I pointed it back to our own instance for now…

imsodin · August 24, 2020, 6:20am

I’ll add “failure-event” and a service collating (compared to panics there’s no “inbuilt” throttling here) and then sending them to stcrashreceiver. With stcrashreceiver just being a relay between Syncthing and Sentry so we don’t need to introduce yet another CRURL-type of config option. And it’s also easier to switch reporting backends if we need to, e.g. don’t need to wait for next Syncthing release and do config migration etc.

AudriusButkevicius · August 24, 2020, 12:10pm

Will it be the monitor observing and sending these events?

imsodin · August 24, 2020, 12:17pm

No, I made it run as a suture service, consuming events directly instead of over rest: https://github.com/syncthing/syncthing/pull/6925

AudriusButkevicius · August 24, 2020, 12:22pm

It’s a bit grim that this needs to be an event. Why can’t it be some utility function that is called and does the right thing? Why does it have to go through the even system? Even system is mostly for communicating stuff outside of syncthing (into the ui). Yes, we abused in a few places for reacting to changes, but I’d like to do less of that, not more.

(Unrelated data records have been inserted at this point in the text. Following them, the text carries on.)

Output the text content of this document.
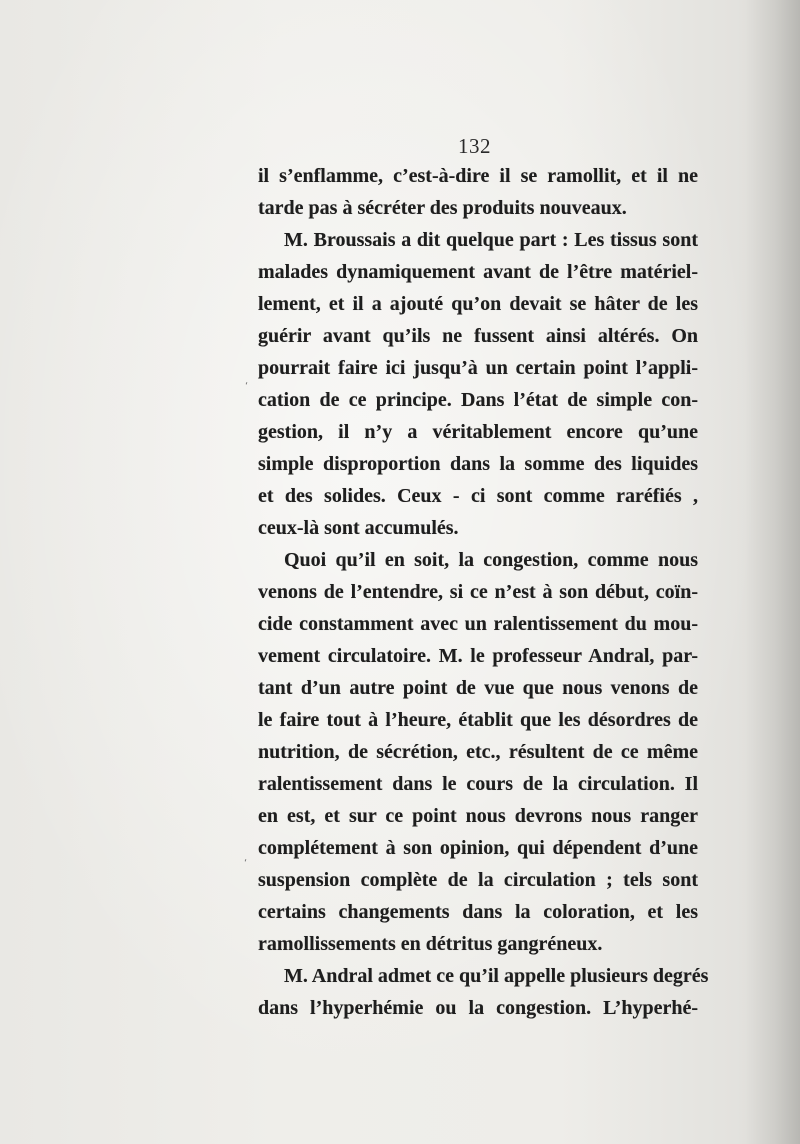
132
il s’enflamme, c’est-à-dire il se ramollit, et il ne
tarde pas à sécréter des produits nouveaux.
M. Broussais a dit quelque part : Les tissus sont
malades dynamiquement avant de l’être matériel-
lement, et il a ajouté qu’on devait se hâter de les
guérir avant qu’ils ne fussent ainsi altérés. On
pourrait faire ici jusqu’à un certain point l’appli-
cation de ce principe. Dans l’état de simple con-
gestion, il n’y a véritablement encore qu’une
simple disproportion dans la somme des liquides
et des solides. Ceux - ci sont comme raréfiés ,
ceux-là sont accumulés.
Quoi qu’il en soit, la congestion, comme nous
venons de l’entendre, si ce n’est à son début, coïn-
cide constamment avec un ralentissement du mou-
vement circulatoire. M. le professeur Andral, par-
tant d’un autre point de vue que nous venons de
le faire tout à l’heure, établit que les désordres de
nutrition, de sécrétion, etc., résultent de ce même
ralentissement dans le cours de la circulation. Il
en est, et sur ce point nous devrons nous ranger
complétement à son opinion, qui dépendent d’une
suspension complète de la circulation ; tels sont
certains changements dans la coloration, et les
ramollissements en détritus gangréneux.
M. Andral admet ce qu’il appelle plusieurs degrés
dans l’hyperhémie ou la congestion. L’hyperhé-
‘
‘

I can’t see the ui caring about failure events.

calmh · August 24, 2020, 12:24pm

It’s not grim, it’s optimal. Many external things can care about failure events and subscribe to them via the event listener, plus we get them in --verbose for free. Events are like sane, structured log entries.

We should not see this thing as something just for us to consume in Sentry. Communicating status and metrics in an open way benefits lots of consumers. That we can also grab it towards Sentry, after appropriate consent, is a sideshow imho.